Find the equation of the circle passing through the point ( 2, 3) and touching the line 2x+3y=4 at the point ( 2, 0)

To find the equation of the circle that passes through the point (2, 3) and touches the line \(2x + 3y = 4\) at the point (2, 0), we can follow these steps: ### Step 1: Identify the general form of the circle The general equation of a circle can be expressed as: \[ (x - h)^2 + (y - k)^2 = r^2 \] where \((h, k)\) is the center of the circle and \(r\) is the radius. ### Step 2: Use the point of tangency Since the circle touches the line \(2x + 3y = 4\) at the point (2, 0), we can express the equation of the circle in the following form: \[ (x - 2)^2 + (y - 0)^2 + \lambda(2x + 3y - 4) = 0 \] where \(\lambda\) is a constant that we will determine. ### Step 3: Substitute the point (2, 3) The circle must pass through the point (2, 3).
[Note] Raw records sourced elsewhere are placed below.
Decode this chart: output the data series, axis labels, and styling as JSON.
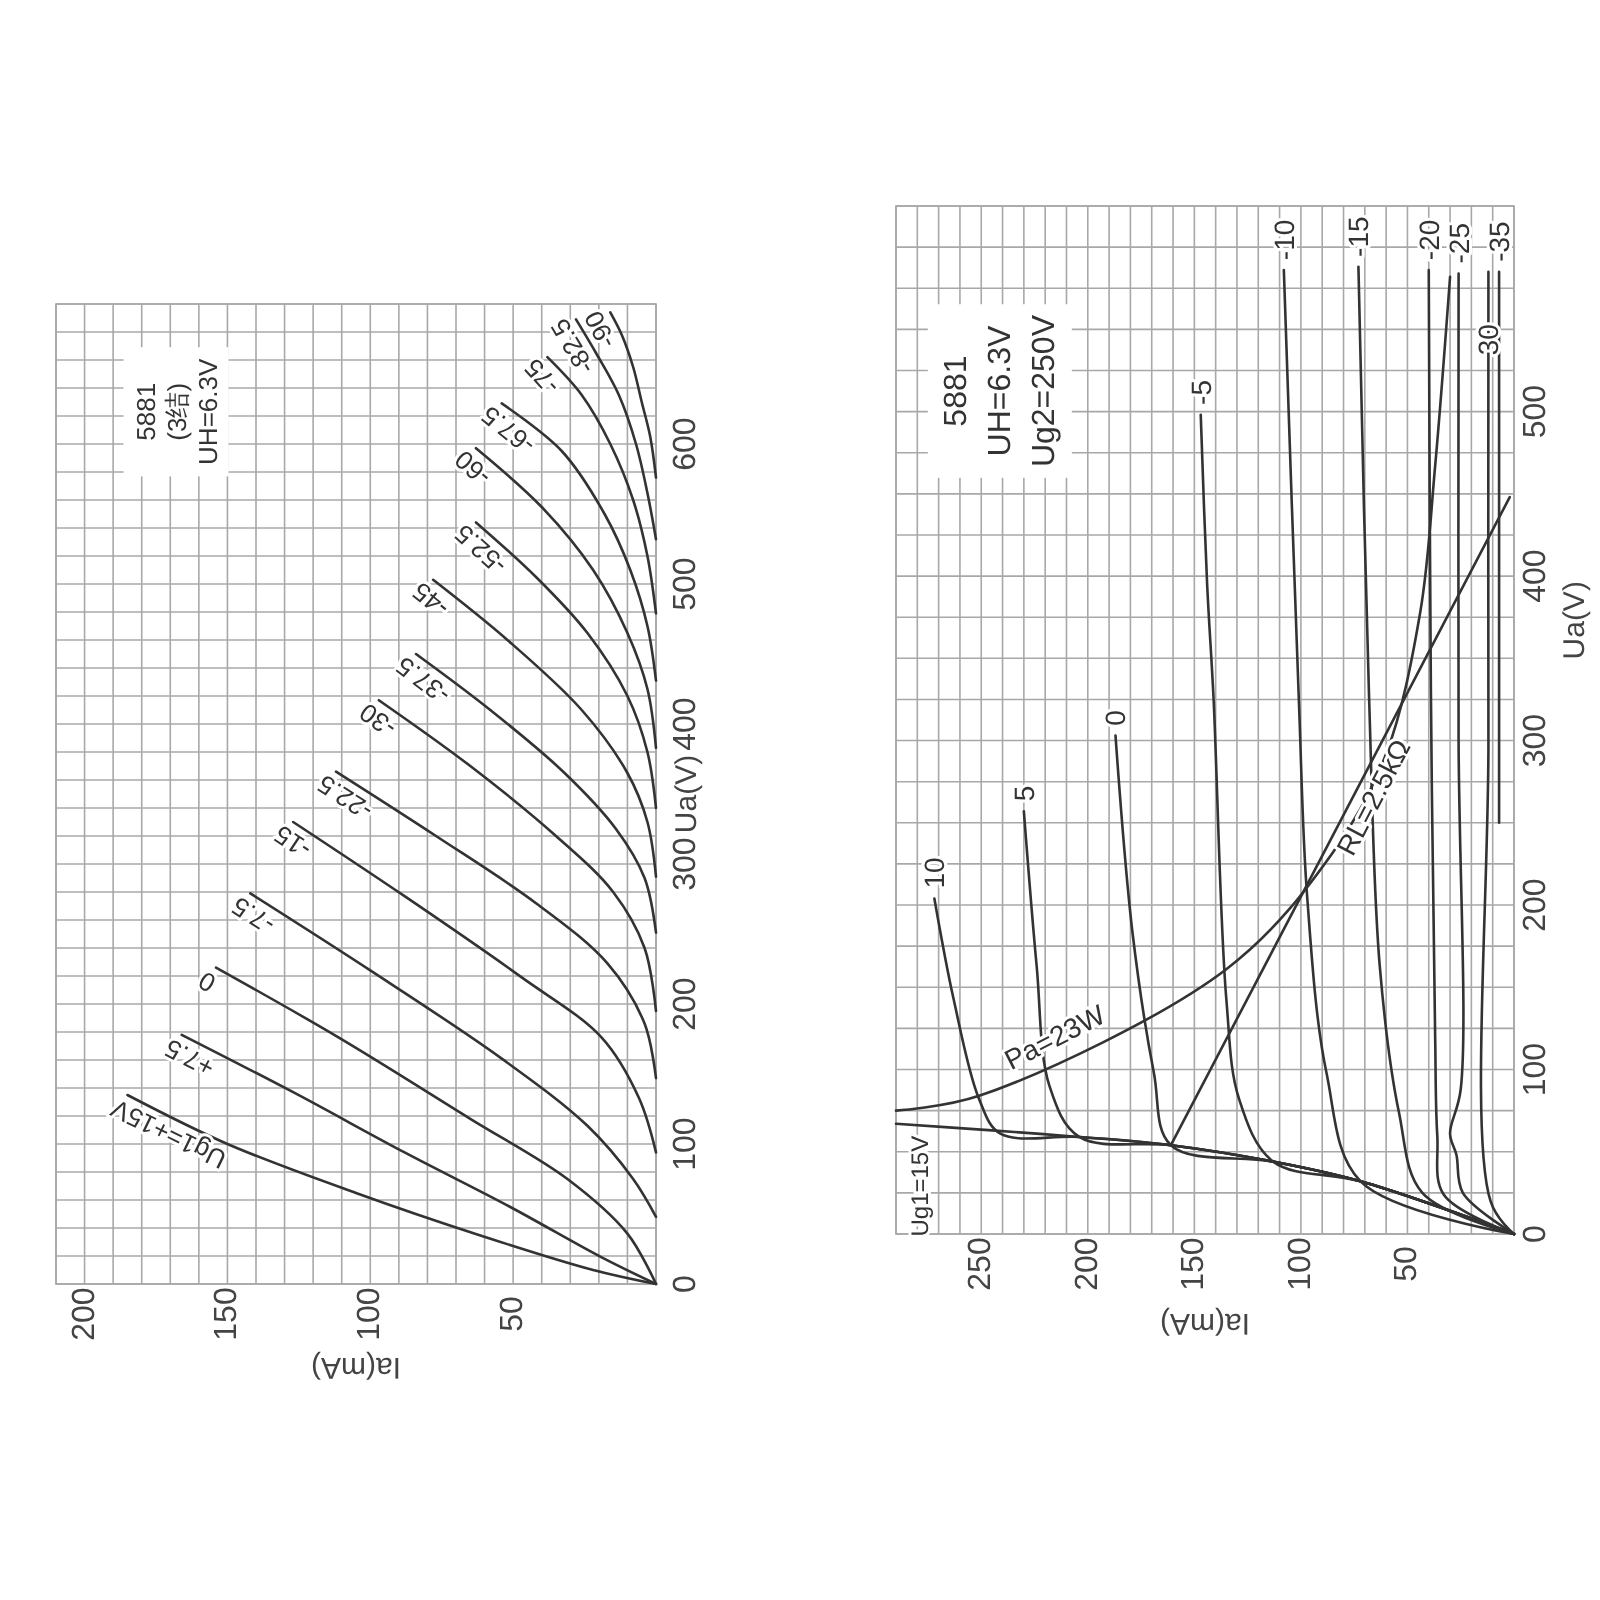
{
  "chart_data": [
    {
      "type": "line",
      "xlabel": "Ia(mA)",
      "ylabel": "Ua(V)",
      "xlim": [
        210,
        0
      ],
      "ylim": [
        0,
        700
      ],
      "xticks": [
        {
          "value": 0,
          "label": null
        },
        {
          "value": 10,
          "label": null
        },
        {
          "value": 20,
          "label": null
        },
        {
          "value": 30,
          "label": null
        },
        {
          "value": 40,
          "label": null
        },
        50,
        {
          "value": 60,
          "label": null
        },
        {
          "value": 70,
          "label": null
        },
        {
          "value": 80,
          "label": null
        },
        {
          "value": 90,
          "label": null
        },
        100,
        {
          "value": 110,
          "label": null
        },
        {
          "value": 120,
          "label": null
        },
        {
          "value": 130,
          "label": null
        },
        {
          "value": 140,
          "label": null
        },
        150,
        {
          "value": 160,
          "label": null
        },
        {
          "value": 170,
          "label": null
        },
        {
          "value": 180,
          "label": null
        },
        {
          "value": 190,
          "label": null
        },
        200,
        {
          "value": 210,
          "label": null
        }
      ],
      "yticks": [
        0,
        {
          "value": 20,
          "label": null
        },
        {
          "value": 40,
          "label": null
        },
        {
          "value": 60,
          "label": null
        },
        {
          "value": 80,
          "label": null
        },
        100,
        {
          "value": 120,
          "label": null
        },
        {
          "value": 140,
          "label": null
        },
        {
          "value": 160,
          "label": null
        },
        {
          "value": 180,
          "label": null
        },
        200,
        {
          "value": 220,
          "label": null
        },
        {
          "value": 240,
          "label": null
        },
        {
          "value": 260,
          "label": null
        },
        {
          "value": 280,
          "label": null
        },
        300,
        {
          "value": 320,
          "label": null
        },
        {
          "value": 340,
          "label": null
        },
        {
          "value": 360,
          "label": null
        },
        {
          "value": 380,
          "label": null
        },
        400,
        {
          "value": 420,
          "label": null
        },
        {
          "value": 440,
          "label": null
        },
        {
          "value": 460,
          "label": null
        },
        {
          "value": 480,
          "label": null
        },
        500,
        {
          "value": 520,
          "label": null
        },
        {
          "value": 540,
          "label": null
        },
        {
          "value": 560,
          "label": null
        },
        {
          "value": 580,
          "label": null
        },
        600,
        {
          "value": 620,
          "label": null
        },
        {
          "value": 640,
          "label": null
        },
        {
          "value": 660,
          "label": null
        },
        {
          "value": 680,
          "label": null
        },
        {
          "value": 700,
          "label": null
        }
      ],
      "grid": true,
      "annotations": [
        "5881",
        "(3结)",
        "UH=6.3V"
      ],
      "series": [
        {
          "name": "Ug1=+15V",
          "color": "#333333",
          "x": [
            0,
            22,
            62,
            105,
            150,
            185
          ],
          "values": [
            0,
            10,
            35,
            65,
            100,
            135
          ]
        },
        {
          "name": "+7.5",
          "color": "#333333",
          "x": [
            0,
            19,
            51,
            88,
            127,
            166
          ],
          "values": [
            0,
            19,
            55,
            94,
            137,
            178
          ]
        },
        {
          "name": "0",
          "color": "#333333",
          "x": [
            0,
            10,
            31,
            65,
            111,
            154
          ],
          "values": [
            0,
            36,
            75,
            118,
            176,
            226
          ]
        },
        {
          "name": "-7.5",
          "color": "#333333",
          "x": [
            0,
            8,
            24,
            54,
            100,
            142
          ],
          "values": [
            48,
            75,
            113,
            161,
            224,
            279
          ]
        },
        {
          "name": "-15",
          "color": "#333333",
          "x": [
            0,
            6,
            19,
            47,
            88,
            127
          ],
          "values": [
            94,
            133,
            176,
            219,
            277,
            330
          ]
        },
        {
          "name": "-22.5",
          "color": "#333333",
          "x": [
            0,
            4,
            17,
            42,
            77,
            112
          ],
          "values": [
            147,
            186,
            229,
            272,
            320,
            366
          ]
        },
        {
          "name": "-30",
          "color": "#333333",
          "x": [
            0,
            4,
            15,
            35,
            65,
            97
          ],
          "values": [
            195,
            240,
            280,
            320,
            370,
            417
          ]
        },
        {
          "name": "-37.5",
          "color": "#333333",
          "x": [
            0,
            4,
            14,
            32,
            58,
            84
          ],
          "values": [
            251,
            290,
            325,
            365,
            410,
            450
          ]
        },
        {
          "name": "-45",
          "color": "#333333",
          "x": [
            0,
            3,
            10,
            26,
            52,
            78
          ],
          "values": [
            291,
            330,
            365,
            410,
            460,
            503
          ]
        },
        {
          "name": "-52.5",
          "color": "#333333",
          "x": [
            0,
            3,
            10,
            24,
            42,
            63
          ],
          "values": [
            340,
            380,
            420,
            465,
            505,
            544
          ]
        },
        {
          "name": "-60",
          "color": "#333333",
          "x": [
            0,
            3,
            10,
            22,
            40,
            63
          ],
          "values": [
            383,
            425,
            465,
            510,
            555,
            597
          ]
        },
        {
          "name": "-67.5",
          "color": "#333333",
          "x": [
            0,
            3,
            9,
            18,
            33,
            54
          ],
          "values": [
            431,
            470,
            510,
            550,
            595,
            629
          ]
        },
        {
          "name": "-75",
          "color": "#333333",
          "x": [
            0,
            3,
            8,
            16,
            26,
            38
          ],
          "values": [
            479,
            520,
            560,
            600,
            635,
            662
          ]
        },
        {
          "name": "-82.5",
          "color": "#333333",
          "x": [
            0,
            3,
            7,
            13,
            21,
            28
          ],
          "values": [
            532,
            565,
            600,
            635,
            665,
            689
          ]
        },
        {
          "name": "-90",
          "color": "#333333",
          "x": [
            0,
            2,
            5,
            8,
            12,
            16
          ],
          "values": [
            576,
            605,
            630,
            655,
            678,
            694
          ]
        }
      ]
    },
    {
      "type": "line",
      "xlabel": "Ia(mA)",
      "ylabel": "Ua(V)",
      "xlim": [
        290,
        0
      ],
      "ylim": [
        0,
        625
      ],
      "xticks": [
        {
          "value": 0,
          "label": null
        },
        {
          "value": 10,
          "label": null
        },
        {
          "value": 20,
          "label": null
        },
        {
          "value": 30,
          "label": null
        },
        {
          "value": 40,
          "label": null
        },
        50,
        {
          "value": 60,
          "label": null
        },
        {
          "value": 70,
          "label": null
        },
        {
          "value": 80,
          "label": null
        },
        {
          "value": 90,
          "label": null
        },
        100,
        {
          "value": 110,
          "label": null
        },
        {
          "value": 120,
          "label": null
        },
        {
          "value": 130,
          "label": null
        },
        {
          "value": 140,
          "label": null
        },
        150,
        {
          "value": 160,
          "label": null
        },
        {
          "value": 170,
          "label": null
        },
        {
          "value": 180,
          "label": null
        },
        {
          "value": 190,
          "label": null
        },
        200,
        {
          "value": 210,
          "label": null
        },
        {
          "value": 220,
          "label": null
        },
        {
          "value": 230,
          "label": null
        },
        {
          "value": 240,
          "label": null
        },
        250,
        {
          "value": 260,
          "label": null
        },
        {
          "value": 270,
          "label": null
        },
        {
          "value": 280,
          "label": null
        },
        {
          "value": 290,
          "label": null
        }
      ],
      "yticks": [
        0,
        {
          "value": 25,
          "label": null
        },
        {
          "value": 50,
          "label": null
        },
        {
          "value": 75,
          "label": null
        },
        100,
        {
          "value": 125,
          "label": null
        },
        {
          "value": 150,
          "label": null
        },
        {
          "value": 175,
          "label": null
        },
        200,
        {
          "value": 225,
          "label": null
        },
        {
          "value": 250,
          "label": null
        },
        {
          "value": 275,
          "label": null
        },
        300,
        {
          "value": 325,
          "label": null
        },
        {
          "value": 350,
          "label": null
        },
        {
          "value": 375,
          "label": null
        },
        400,
        {
          "value": 425,
          "label": null
        },
        {
          "value": 450,
          "label": null
        },
        {
          "value": 475,
          "label": null
        },
        500,
        {
          "value": 525,
          "label": null
        },
        {
          "value": 550,
          "label": null
        },
        {
          "value": 575,
          "label": null
        },
        {
          "value": 600,
          "label": null
        },
        {
          "value": 625,
          "label": null
        }
      ],
      "grid": true,
      "annotations": [
        "5881",
        "UH=6.3V",
        "Ug2=250V"
      ],
      "series": [
        {
          "name": "Ug1=15V",
          "color": "#333333",
          "x": [
            0,
            72,
            113,
            161,
            204,
            245,
            290
          ],
          "values": [
            0,
            32,
            44,
            54,
            59,
            63,
            67
          ]
        },
        {
          "name": "10",
          "color": "#333333",
          "x": [
            0,
            72,
            113,
            161,
            204,
            241,
            251,
            263,
            272
          ],
          "values": [
            0,
            32,
            44,
            54,
            59,
            61,
            82,
            143,
            204
          ]
        },
        {
          "name": "5",
          "color": "#333333",
          "x": [
            0,
            72,
            113,
            161,
            204,
            218,
            224,
            230
          ],
          "values": [
            0,
            32,
            44,
            54,
            59,
            90,
            163,
            257
          ]
        },
        {
          "name": "0",
          "color": "#333333",
          "x": [
            0,
            72,
            113,
            161,
            169,
            179,
            187
          ],
          "values": [
            0,
            32,
            44,
            54,
            98,
            183,
            303
          ]
        },
        {
          "name": "-5",
          "color": "#333333",
          "x": [
            0,
            72,
            113,
            129,
            135,
            141,
            144,
            147
          ],
          "values": [
            0,
            32,
            44,
            82,
            143,
            326,
            395,
            498
          ]
        },
        {
          "name": "-10",
          "color": "#333333",
          "x": [
            0,
            72,
            88,
            97,
            101,
            108
          ],
          "values": [
            0,
            32,
            98,
            204,
            326,
            586
          ]
        },
        {
          "name": "-15",
          "color": "#333333",
          "x": [
            0,
            43,
            54,
            63,
            68,
            73
          ],
          "values": [
            0,
            25,
            74,
            163,
            326,
            588
          ]
        },
        {
          "name": "-20",
          "color": "#333333",
          "x": [
            0,
            33,
            36,
            37,
            39,
            40
          ],
          "values": [
            0,
            24,
            60,
            120,
            330,
            586
          ]
        },
        {
          "name": "-25",
          "color": "#333333",
          "x": [
            0,
            24,
            27,
            30,
            25,
            26,
            26
          ],
          "values": [
            0,
            25,
            48,
            61,
            88,
            300,
            584
          ]
        },
        {
          "name": "30",
          "color": "#333333",
          "x": [
            0,
            11,
            12,
            12
          ],
          "values": [
            0,
            20,
            300,
            585
          ]
        },
        {
          "name": "-35",
          "color": "#333333",
          "x": [
            7,
            7
          ],
          "values": [
            250,
            585
          ]
        },
        {
          "name": "Pa=23W",
          "color": "#333333",
          "x": [
            290,
            251,
            135,
            85,
            60,
            44,
            37,
            30
          ],
          "values": [
            75,
            84,
            161,
            232,
            292,
            378,
            467,
            582
          ]
        },
        {
          "name": "RL=2.5kΩ",
          "color": "#333333",
          "x": [
            161,
            2
          ],
          "values": [
            54,
            448
          ]
        }
      ]
    }
  ]
}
We substitute \(x = 2\) and \(y = 3\) into the equation: \[ (2 - 2)^2 + (3 - 0)^2 + \lambda(2(2) + 3(3) - 4) = 0 \] This simplifies to: \[ 0 + 9 + \lambda(4 + 9 - 4) = 0 \] \[ 9 + 9\lambda = 0 \] ### Step 4: Solve for \(\lambda\) From the equation \(9 + 9\lambda = 0\), we can solve for \(\lambda\): \[ 9\lambda = -9 \implies \lambda = -1 \] ### Step 5: Substitute \(\lambda\) back into the circle equation Now we substitute \(\lambda = -1\) back into the circle equation: \[ (x - 2)^2 + y^2 - (2x + 3y - 4) = 0 \] This simplifies to: \[ (x - 2)^2 + y^2 - 2x - 3y + 4 = 0 \] ### Step 6: Expand and rearrange the equation Expanding \((x - 2)^2\): \[ x^2 - 4x + 4 + y^2 - 2x - 3y + 4 = 0 \] Combining like terms gives: \[ x^2 + y^2 - 6x - 3y + 8 = 0 \] ### Final Equation of the Circle Thus, the equation of the circle is: \[ x^2 + y^2 - 6x - 3y + 8 = 0 \]